The risk of Ebola coming into Cambodia remains low despite a recent Ebola scare in Thailand, officials from the Ministry of Health’s Communicable Diseases Control said at a conference yesterday, while still noting that the Kingdom remains vulnerable to other, lesser-known diseases.
Thai media reported that a Sierra Leonean national suspected of having Ebola was found and sent home yesterday after he went missing in Thailand on November 16. The man, 31, did not end up having the disease.
CDC head Ly Sovann said that the chances of Ebola making it to Cambodia are still low.
“We have many [Ebola] suspects in Vietnam, in Myanmar, in Thailand, Singapore,” explained Sovann.
“But our ministry is closely monitoring these countries.”
Sovann said measures against Ebola remain unchanged since September, with an emphasis on thermal scanners and asking passengers to fill out questionnaires about their symptoms.

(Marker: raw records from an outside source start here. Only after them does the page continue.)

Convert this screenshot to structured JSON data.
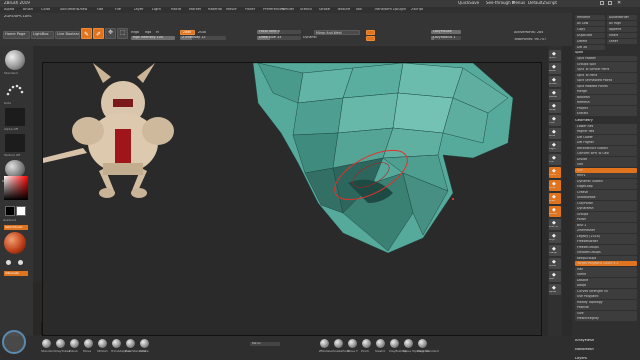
{
  "titlebar": {
    "app": "ZBrush 2019",
    "right_items": [
      "QuickSave",
      "See-through 0",
      "Menus",
      "DefaultZScript"
    ]
  },
  "menu": [
    "Alpha",
    "Brush",
    "Color",
    "Document",
    "Draw",
    "Edit",
    "File",
    "Layer",
    "Light",
    "Macro",
    "Marker",
    "Material",
    "Movie",
    "Picker",
    "Preferences",
    "Render",
    "Stencil",
    "Stroke",
    "Texture",
    "Tool",
    "Transform",
    "Zplugin",
    "Zscript"
  ],
  "shelf": {
    "lightbox_label": "LightBox",
    "home_label": "Home Page",
    "tool_label": "Live Boolean",
    "group_title": "ZGROUPS LAYS",
    "draw_label": "Edit",
    "move_label": "Draw",
    "mrgb": "Mrgb",
    "rgb": "Rgb",
    "m": "M",
    "zadd": "Zadd",
    "zsub": "Zsub",
    "rgb_intensity": "Rgb Intensity 100",
    "z_intensity": "Z Intensity 12",
    "focal_shift": "Focal Shift 0",
    "draw_size": "Draw Size 33",
    "dynamic": "Dynamic",
    "mirror": "Mirror And Weld",
    "active_points": "ActivePoints: 284",
    "total_points": "TotalPoints: 96.707",
    "lazymouse": "LazyMouse",
    "lazy_radius": "LazyRadius 1",
    "xyz": "XYZ"
  },
  "right_panel": {
    "top_buttons": [
      "Rename",
      "AutoReorder",
      "All Low",
      "All High",
      "Copy",
      "Append",
      "Duplicate",
      "Insert",
      "Delete",
      "Other",
      "Del All"
    ],
    "split_header": "Split",
    "split_items": [
      "Split Hidden",
      "Groups Split",
      "Split To Similar Parts",
      "Split To Parts",
      "Split Unmasked Points",
      "Split Masked Points"
    ],
    "merge_items": [
      "Merge",
      "Boolean",
      "Remesh",
      "Project",
      "Extract"
    ],
    "geometry_header": "Geometry",
    "geometry_items": [
      "Lower Res",
      "Higher Res",
      "Del Lower",
      "Del Higher",
      "Reconstruct Subdiv",
      "Convert BPR To Geo",
      "Divide",
      "Smt",
      "Suv",
      "ReUV",
      "Dynamic Subdiv",
      "EdgeLoop",
      "Crease",
      "ShadowBox",
      "ClayPolish",
      "DynaMesh",
      "Groups",
      "Polish",
      "Blur 2",
      "ZRemesher",
      "Legacy (2018)",
      "FreezeBorder",
      "FreezeGroups",
      "SmoothGroups",
      "KeepGroups",
      "Target Polygons Count 4.1",
      "Half",
      "Same",
      "Double",
      "Adapt",
      "Curves Strength 50",
      "Use Polypaint",
      "Modify Topology",
      "Position",
      "Size",
      "MeshIntegrity"
    ],
    "bottom_items": [
      "ArrayMesh",
      "NanoMesh",
      "Layers"
    ]
  },
  "right_strip": [
    "Scroll",
    "Zoom",
    "Actual",
    "AAHalf",
    "Persp",
    "Floor",
    "Local",
    "LSym",
    "XYZ",
    "Frame",
    "Move",
    "Scale",
    "Rotate",
    "Line Fill",
    "PolyF",
    "Transp",
    "Ghost",
    "Solo",
    "Xpose"
  ],
  "left_tray": {
    "labels": [
      "Standard",
      "Dots",
      "Alpha Off",
      "Texture Off",
      "BasicMaterial"
    ],
    "gradient": "Gradient",
    "switch_color": "SwitchColor",
    "alternate": "Alternate"
  },
  "bottom_brushes": [
    "Standard",
    "ClayTubes",
    "Polish",
    "Move",
    "hPolish",
    "TrimAdaptive",
    "DamStandard",
    "Inflate",
    "ZModeler",
    "SnakeHook",
    "Move T",
    "Pinch",
    "Slash3",
    "ClayBuildup",
    "Move Topological",
    "Dam Standard"
  ],
  "bottom_mid_label": "Mirror",
  "colors": {
    "mesh": "#4fa697",
    "mesh_dark": "#2f6b61",
    "orange": "#e0731e",
    "bg": "#2b2b2b"
  }
}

However, Cambodia remains at risk from other diseases.
“[Disease transfer] from animals to human beings is the biggest problem,” said the CDC’s Dr Pho Sothea.
Incidents of avian flu, or H7N9, reached their peak in 2013 at 26 cases and 14 deaths, Sovann said.
The disease is transferred through close contact with poultry, but there are no reported cases of humans transferring it between each other.
This year, nine cases were confirmed and four of them resulted in death, but Cambodia could see another wave since much of the country’s poultry “are not in farms, but in people’s backyards”, Sovann said.
Additionally, diseases like the Middle East Respiratory Syndrome, which originated in camels in that region in 2012, could reach Cambodian shores through tourists and pilgrims.
While Cambodia’s relative isolation from the Arab world makes it less susceptible to the disease, the CDC has taken steps to inform the country’s predominantly Muslim Cham minority.
“We’ve provided health education to Muslim people in provinces where the Muslim population is high, such as Kampong Chhnang, Kandal, and Phnom Penh,” said the CDC’s policy research coordinator Teng Srey.